To extend the study by Canchon and Solé (2001) using a corpus linguistic approach, a corpus of Mandarin Chinese, the Lancaster Corpus of Mandarin Chinese (LCMC) (McEnery et al., 2003), is incorporated instead of the BNC to examine if similar degree distribution would be found in a language with different topology, lexical composition and syntactic rules.

Table 1 The ten words with highest degree

LCMCBNC (Canchon & Solé, 2001)
的,是,在,和,他,不,我,个,有,这and, the, of, in, a, to, ’s, with, by, is

The ten most connected words in LCMC have shown to be very distinct from those in BNC in that they include copula, pronouns and possessive ‘have’ (see Table 1). The connectivity distribution of LCMC’s KWN is similar to that in BNC, implying a power-law relation (see Figure 1).
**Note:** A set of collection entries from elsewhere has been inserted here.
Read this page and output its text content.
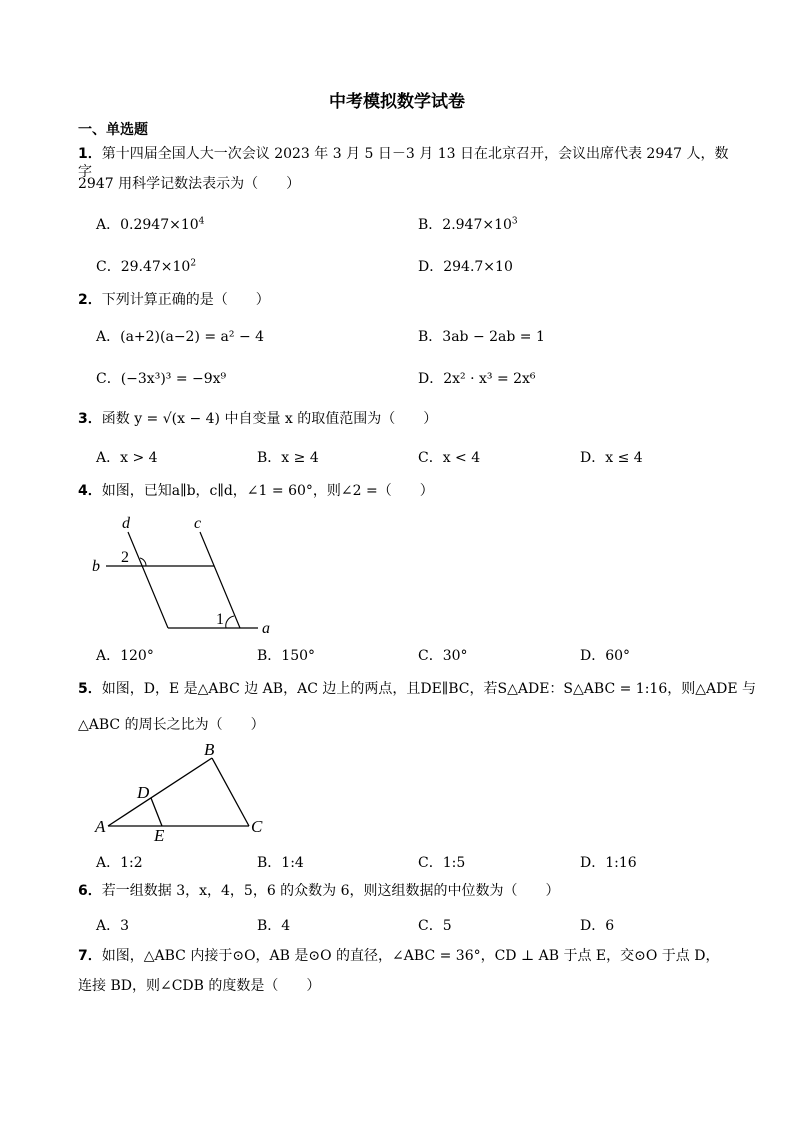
中考模拟数学试卷
一、单选题
1．第十四届全国人大一次会议 2023 年 3 月 5 日－3 月 13 日在北京召开，会议出席代表 2947 人，数字
2947 用科学记数法表示为（　　）
A．$0.2947\times 10^4$	B．$2.947\times 10^3$
C．$29.47\times 10^2$	D．294.7×10
2．下列计算正确的是（　　）
A．(a+2)(a−2) = a² − 4	B．3ab − 2ab = 1
C．(−3x³)³ = −9x⁹	D．2x² · x³ = 2x⁶
3．函数 y = √(x − 4) 中自变量 x 的取值范围为（　　）
A．x > 4	B．x ≥ 4	C．x < 4	D．x ≤ 4
4．如图，已知a∥b，c∥d，∠1 = 60°，则∠2 =（　　）
d	c
b
a
2
1
A．120°	B．150°	C．30°	D．60°
5．如图，D，E 是△ABC 边 AB，AC 边上的两点，且DE∥BC，若S△ADE：S△ABC = 1:16，则△ADE 与
△ABC 的周长之比为（　　）
A
B
C
D
E
A．1:2	B．1:4	C．1:5	D．1:16
6．若一组数据 3，x，4，5，6 的众数为 6，则这组数据的中位数为（　　）
A．3	B．4	C．5	D．6
7．如图，△ABC 内接于⊙O，AB 是⊙O 的直径，∠ABC = 36°，CD ⊥ AB 于点 E，交⊙O 于点 D，
连接 BD，则∠CDB 的度数是（　　）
Figure 1 Connectivity distribution for the kernel word network (KWN) in LCMC

Conclusion

            The application of graph theory and complex networks in linguistics is yet to be explored. The discoveries could be promising, especially in developing computational networks used in natural language processing. The evidence of degree distributions, word distances and the methodology of KWN could also allow us to understand the lexicon composition better, leading to more well-formed linguistic theories.

References

Cancho, R. F. I., & Solé, R. V. (2001). The small world of human language. Proceedings of the Royal Society of London. Series B: Biological Sciences, 268(1482), 2261-2265.

Chomsky, N. (1957). Syntactic Structures (Januar Linguarum, Series Minor 4). The Hague: Mouton.

McEnery, T., Xiao, R., & Mo, L. (2003). Aspect Marking in English and Chinese: Using the Lancaster Corpus of Mandarin Chinese for Contrastive Language Study. Literary and Linguistic Computing, 18(4), 361-378.